Jake glanced at Rosemary, shocked. She too looked surprised.
“His name was James Raynor.” Again an image was shown to Jake, of a man with a shaved head that had begun to once again become dotted with stubble, of a close-cropped beard and mustache and eyes that he knew had once held laughter and now had seen too much. He was standing shoulder to shoulder with the protoss, obviously welcomed and accepted, obviously deeply concerned for their well-being.
“It is because of Raynor that we recognized your craft as being a terran vessel—possibly that of one who would be a friend. It is why when our observers spotted it, we came to your aid.”
“Heh,” said Rosemary, chuckling slightly. “If I ever meet this Raynor fellow, I’m gonna shake his hand and thank him for being such a good ambassador.”
Jake shared her sentiment.
“We expected it to be a death sentence,” Ladranix continued. “We were prepared to fall to the zerg and die as the proud people we are. And do not mistake me—many, many of us did. The zerg were well controlled
and deadly. But Executor Tassadar saved his people by destroying the Overmind that controlled the zerg. It cost him his life, but he succeeded. The zerg were still mad to kill—but they were no longer directed in that goal. They fell upon themselves as readily as upon us. It bought us some time.”

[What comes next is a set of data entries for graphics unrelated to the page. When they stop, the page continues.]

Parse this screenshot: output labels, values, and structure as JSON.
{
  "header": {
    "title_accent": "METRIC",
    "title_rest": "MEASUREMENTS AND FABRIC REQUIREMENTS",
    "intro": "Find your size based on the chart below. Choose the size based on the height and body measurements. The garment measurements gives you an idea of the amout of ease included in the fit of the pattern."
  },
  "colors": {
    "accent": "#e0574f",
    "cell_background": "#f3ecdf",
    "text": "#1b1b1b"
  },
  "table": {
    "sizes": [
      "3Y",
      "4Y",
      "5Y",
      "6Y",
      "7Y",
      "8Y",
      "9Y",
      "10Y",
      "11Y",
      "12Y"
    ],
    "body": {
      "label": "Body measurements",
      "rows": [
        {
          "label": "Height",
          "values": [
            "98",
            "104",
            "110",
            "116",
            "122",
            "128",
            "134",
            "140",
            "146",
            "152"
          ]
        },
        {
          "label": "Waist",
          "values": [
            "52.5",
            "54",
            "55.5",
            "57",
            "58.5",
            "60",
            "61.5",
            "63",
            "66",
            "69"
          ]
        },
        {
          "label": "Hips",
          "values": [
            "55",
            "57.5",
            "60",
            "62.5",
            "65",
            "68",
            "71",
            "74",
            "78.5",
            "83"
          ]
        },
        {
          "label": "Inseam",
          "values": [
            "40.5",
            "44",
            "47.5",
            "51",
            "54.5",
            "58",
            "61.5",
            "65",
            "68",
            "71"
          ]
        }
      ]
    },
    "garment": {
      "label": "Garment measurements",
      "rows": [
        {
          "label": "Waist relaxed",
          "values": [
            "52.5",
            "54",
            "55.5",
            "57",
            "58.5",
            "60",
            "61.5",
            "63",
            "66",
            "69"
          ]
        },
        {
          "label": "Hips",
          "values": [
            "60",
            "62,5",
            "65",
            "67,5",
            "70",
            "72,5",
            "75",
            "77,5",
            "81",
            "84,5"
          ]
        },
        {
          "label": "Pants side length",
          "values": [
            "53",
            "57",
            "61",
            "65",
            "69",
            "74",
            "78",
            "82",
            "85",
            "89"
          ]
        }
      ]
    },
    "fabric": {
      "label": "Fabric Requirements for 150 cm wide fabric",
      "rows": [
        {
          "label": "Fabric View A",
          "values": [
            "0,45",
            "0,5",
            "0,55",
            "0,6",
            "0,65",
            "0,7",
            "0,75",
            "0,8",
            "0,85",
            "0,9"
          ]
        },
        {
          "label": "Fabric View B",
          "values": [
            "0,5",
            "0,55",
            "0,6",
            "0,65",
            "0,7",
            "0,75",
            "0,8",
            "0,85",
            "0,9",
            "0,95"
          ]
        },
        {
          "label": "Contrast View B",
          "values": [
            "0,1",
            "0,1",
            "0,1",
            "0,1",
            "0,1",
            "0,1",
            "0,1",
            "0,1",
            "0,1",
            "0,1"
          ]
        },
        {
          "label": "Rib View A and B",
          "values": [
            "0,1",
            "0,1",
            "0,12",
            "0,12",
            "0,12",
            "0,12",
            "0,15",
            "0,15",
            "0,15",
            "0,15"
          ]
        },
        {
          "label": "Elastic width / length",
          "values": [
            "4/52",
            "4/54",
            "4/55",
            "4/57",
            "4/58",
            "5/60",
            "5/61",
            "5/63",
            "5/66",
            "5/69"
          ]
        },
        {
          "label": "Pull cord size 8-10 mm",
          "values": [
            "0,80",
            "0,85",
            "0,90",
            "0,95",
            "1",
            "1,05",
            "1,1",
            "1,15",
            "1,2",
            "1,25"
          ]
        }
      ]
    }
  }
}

Jake recalled the attacks, unable to suppress a shiver of revulsion as he watched them unfold again in his mind. “But … they certainly seemed focused enough when they saw us.”
Ladranix nodded. “Yes. Something changed sometime after the gate was closed. While the zerg no longer attacked quite so intently, nor with the same focus as they had while they were controlled by the Overmind, they were no longer mindless creatures. Something had shifted, somewhere. Certainly they were still dangerous. And still intelligent.”
Jake got the impression of a predator toying with its prey. Cat and mouse, he thought, and sent the image.
Ladranix sent back an affirmative. “Yes. Once, the absolute obliteration of every protoss was their main concern. Now they wander about; they are tools that, while still functional, appear to have been largely discarded. Over the years we have managed to kill many zerg in this area, and as far as we can tell, no others have been bred to take their place. That gives us hope. Still, the zerg certainly do attack when they see us. And we knew they would head straight for your vessel, to determine if you were any kind of threat.”
“Do you think they will pursue us?” Jake felt a sudden chill, despite the oppressive heat of the place.